El visitador del preso

 

Saga

El visitador del preso

 

Copyright © 1896, 2021 SAGA Egmont

 

All rights reserved

 

ISBN: 9788726509939

 

1st ebook edition

Format: EPUB 3.0

 

No part of this publication may be reproduced, stored in a retrievial system, or transmitted, in any form or by any means without the prior written permission of the publisher, nor, be otherwise circulated in any form of binding or cover other than in which it is published and without a similar condition being imposed on the subsequent purchaser.
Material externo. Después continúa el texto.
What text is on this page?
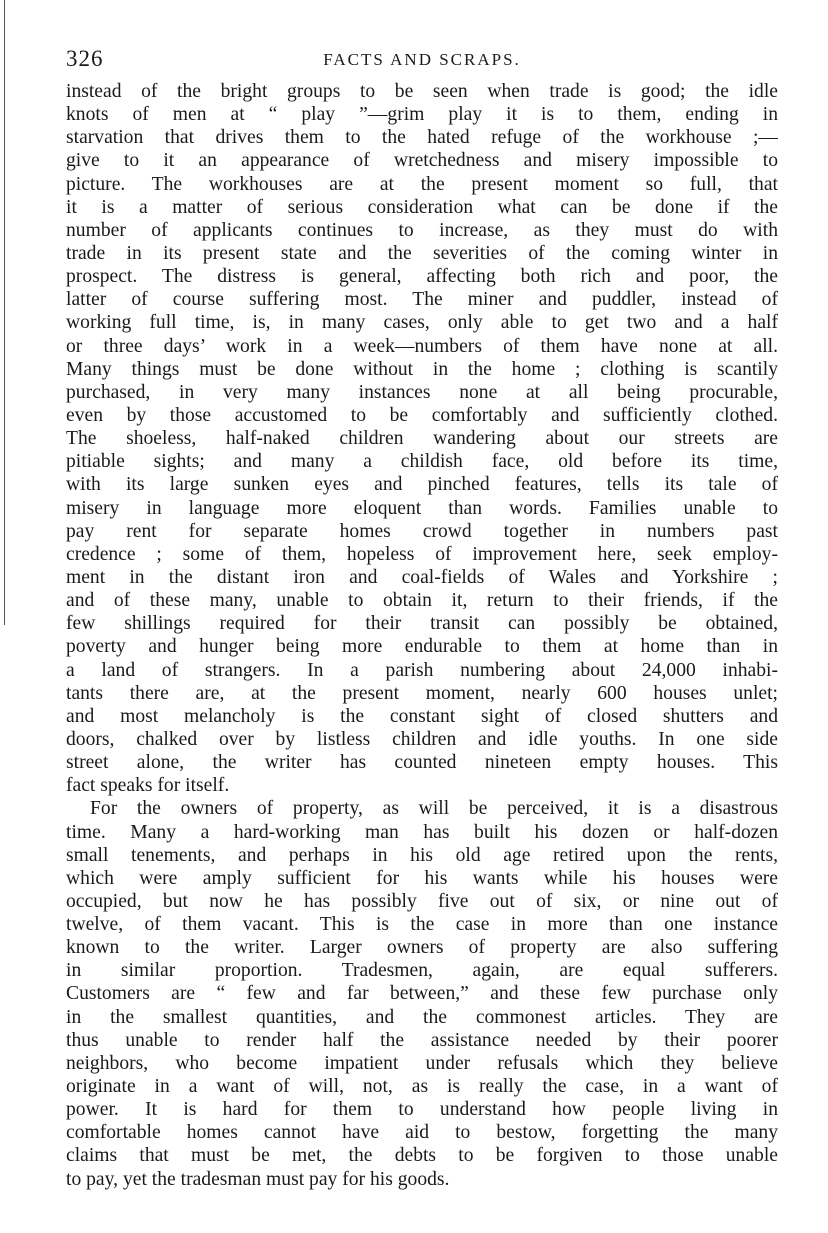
326	FACTS AND SCRAPS.
instead of the bright groups to be seen when trade is good; the idle
knots of men at “ play ”—grim play it is to them, ending in
starvation that drives them to the hated refuge of the workhouse ;—
give to it an appearance of wretchedness and misery impossible to
picture. The workhouses are at the present moment so full, that
it is a matter of serious consideration what can be done if the
number of applicants continues to increase, as they must do with
trade in its present state and the severities of the coming winter in
prospect. The distress is general, affecting both rich and poor, the
latter of course suffering most. The miner and puddler, instead of
working full time, is, in many cases, only able to get two and a half
or three days’ work in a week—numbers of them have none at all.
Many things must be done without in the home ; clothing is scantily
purchased, in very many instances none at all being procurable,
even by those accustomed to be comfortably and sufficiently clothed.
The shoeless, half-naked children wandering about our streets are
pitiable sights; and many a childish face, old before its time,
with its large sunken eyes and pinched features, tells its tale of
misery in language more eloquent than words. Families unable to
pay rent for separate homes crowd together in numbers past
credence ; some of them, hopeless of improvement here, seek employ-
ment in the distant iron and coal-fields of Wales and Yorkshire ;
and of these many, unable to obtain it, return to their friends, if the
few shillings required for their transit can possibly be obtained,
poverty and hunger being more endurable to them at home than in
a land of strangers. In a parish numbering about 24,000 inhabi-
tants there are, at the present moment, nearly 600 houses unlet;
and most melancholy is the constant sight of closed shutters and
doors, chalked over by listless children and idle youths. In one side
street alone, the writer has counted nineteen empty houses. This
fact speaks for itself.
For the owners of property, as will be perceived, it is a disastrous
time. Many a hard-working man has built his dozen or half-dozen
small tenements, and perhaps in his old age retired upon the rents,
which were amply sufficient for his wants while his houses were
occupied, but now he has possibly five out of six, or nine out of
twelve, of them vacant. This is the case in more than one instance
known to the writer. Larger owners of property are also suffering
in similar proportion. Tradesmen, again, are equal sufferers.
Customers are “ few and far between,” and these few purchase only
in the smallest quantities, and the commonest articles. They are
thus unable to render half the assistance needed by their poorer
neighbors, who become impatient under refusals which they believe
originate in a want of will, not, as is really the case, in a want of
power. It is hard for them to understand how people living in
comfortable homes cannot have aid to bestow, forgetting the many
claims that must be met, the debts to be forgiven to those unable
to pay, yet the tradesman must pay for his goods.
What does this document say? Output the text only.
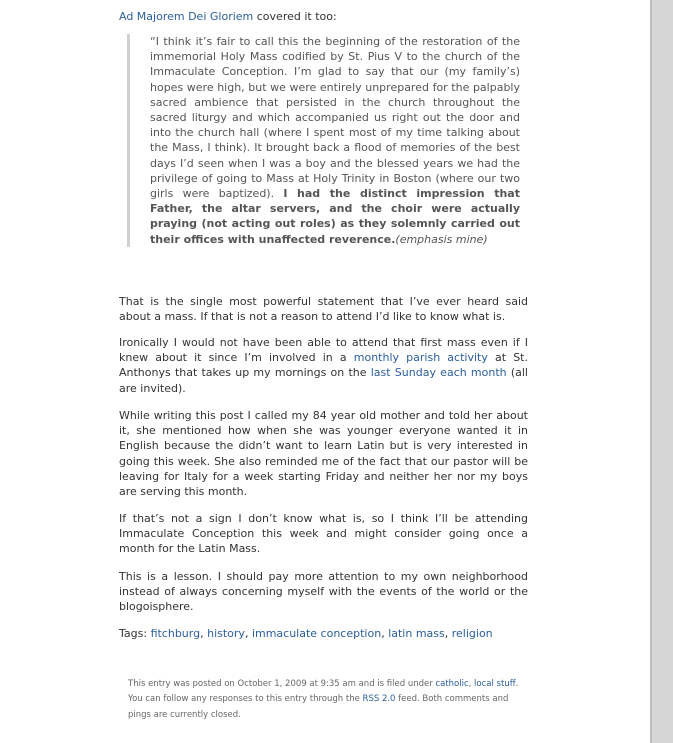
Ad Majorem Dei Gloriem covered it too:

“I think it’s fair to call this the beginning of the restoration of the immemorial Holy Mass codified by St. Pius V to the church of the Immaculate Conception. I’m glad to say that our (my family’s) hopes were high, but we were entirely unprepared for the palpably sacred ambience that persisted in the church throughout the sacred liturgy and which accompanied us right out the door and into the church hall (where I spent most of my time talking about the Mass, I think). It brought back a flood of memories of the best days I’d seen when I was a boy and the blessed years we had the privilege of going to Mass at Holy Trinity in Boston (where our two girls were baptized). I had the distinct impression that Father, the altar servers, and the choir were actually praying (not acting out roles) as they solemnly carried out their offices with unaffected reverence.(emphasis mine)

That is the single most powerful statement that I’ve ever heard said about a mass. If that is not a reason to attend I’d like to know what is.

Ironically I would not have been able to attend that first mass even if I knew about it since I’m involved in a monthly parish activity at St. Anthonys that takes up my mornings on the last Sunday each month (all are invited).

While writing this post I called my 84 year old mother and told her about it, she mentioned how when she was younger everyone wanted it in English because the didn’t want to learn Latin but is very interested in going this week. She also reminded me of the fact that our pastor will be leaving for Italy for a week starting Friday and neither her nor my boys are serving this month.

If that’s not a sign I don’t know what is, so I think I’ll be attending Immaculate Conception this week and might consider going once a month for the Latin Mass.

This is a lesson. I should pay more attention to my own neighborhood instead of always concerning myself with the events of the world or the blogoisphere.

Tags: fitchburg, history, immaculate conception, latin mass, religion
This entry was posted on October 1, 2009 at 9:35 am and is filed under catholic, local stuff. You can follow any responses to this entry through the RSS 2.0 feed. Both comments and pings are currently closed.
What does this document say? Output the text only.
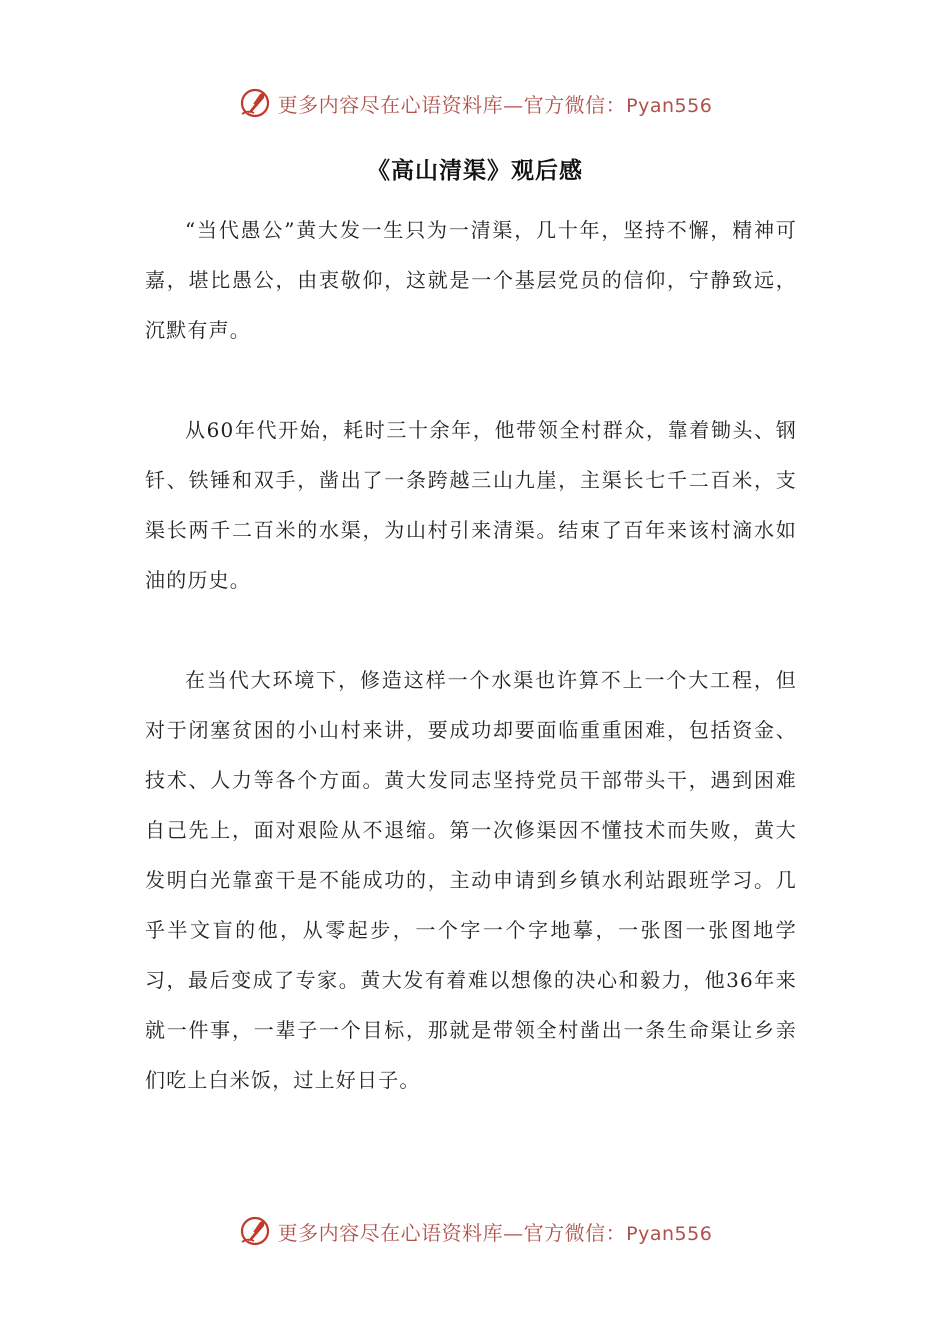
更多内容尽在心语资料库—官方微信：Pyan556
《高山清渠》观后感

“当代愚公”黄大发一生只为一清渠，几十年，坚持不懈，精神可嘉，堪比愚公，由衷敬仰，这就是一个基层党员的信仰，宁静致远，沉默有声。

从60年代开始，耗时三十余年，他带领全村群众，靠着锄头、钢钎、铁锤和双手，凿出了一条跨越三山九崖，主渠长七千二百米，支渠长两千二百米的水渠，为山村引来清渠。结束了百年来该村滴水如油的历史。

在当代大环境下，修造这样一个水渠也许算不上一个大工程，但对于闭塞贫困的小山村来讲，要成功却要面临重重困难，包括资金、技术、人力等各个方面。黄大发同志坚持党员干部带头干，遇到困难自己先上，面对艰险从不退缩。第一次修渠因不懂技术而失败，黄大发明白光靠蛮干是不能成功的，主动申请到乡镇水利站跟班学习。几乎半文盲的他，从零起步，一个字一个字地摹，一张图一张图地学习，最后变成了专家。黄大发有着难以想像的决心和毅力，他36年来就一件事，一辈子一个目标，那就是带领全村凿出一条生命渠让乡亲们吃上白米饭，过上好日子。

更多内容尽在心语资料库—官方微信：Pyan556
This work is republished as a historical document. It contains contemporary use of language.

 

www.sagaegmont.com

Saga Egmont - a part of Egmont, www.egmont.com

A Monsieur G. Bogelot1

Aunque Vd. no sabe español, al ver su nombre al frente de EL VISITADOR DEL PRESO traducirá con su corazón lo que con el mío escribo. La modestia tiene sus derechos; no niegue Vd a los suyos a la gratitud, que es un dulce sentimiento pero a condición de que no se la sofoque.

CONCEPCIÓN ARENAL

Advertencia2

¿A quién se dirige este libro? Parece que lleva en el título la dirección. ¿A quién ha de dirigirse sino a los que visitan las prisiones? Pero, según puede inferirse de pareceres autorizados, habrá dos clases de visitadores: unos que irán en nombre de la ciencia, otros de la caridad; unos cuyo objeto será estudiar al delincuente, otros que se propondrán consolar al hombre, enseñarle mientras esté preso y ampararle cuando salga. No nos dirigimos a los visitadores científicos; ni tenemos ciencia para darles lecciones, ni fe en el resultado de su visita, si ha de hacerse, según indican, visitando al recluso en la prisión como se visita al enfermero en la clínica; continuamos pensando lo que decíamos hace seis años en el Bulletinde la Société Générale des Prisons, y hemos repetido en la Nueva Ciencia Jurídica: «Las observaciones deben hacerse, casi diríamos sin la idea de hacerlas, o por lo menos sin manifestar que se hacen. El médico que procura curar o aliviar al enfermo; el profesor que desea enseñar al recluso; el capellán y el visitador que quieren corregirle y consolarle, prometiéndole protección para el día en que recobre la libertad; el empleado que se esfuerza para hacer su cautiverio menos triste, no con las complacencias de la debilidad, sino aplicándole con pena la ley cuando es dura, con gusto cuando permite algún alivio, y no faltando nunca a las formas, a la consideración que ninguna persona digna niega a la debilidad y a la desgracia, éstos son los que, viendo al delincuente en las horas en que se resigna y en que se desespera; cuando forma planes de venganza o hace propósitos de enmienda; cuando maldice al que ha declarado contra él, o llora recordando a su madre; en los días en que miente y en otros en que dice la verdad; en los momentos en que se concentra impenetrable o muestra un ánimo expansivo, éstos son los que, uno después de otro y a solas con el delincuente, pueden aprender algo de lo que pasa por su corazón y suministrar datos para su psicología».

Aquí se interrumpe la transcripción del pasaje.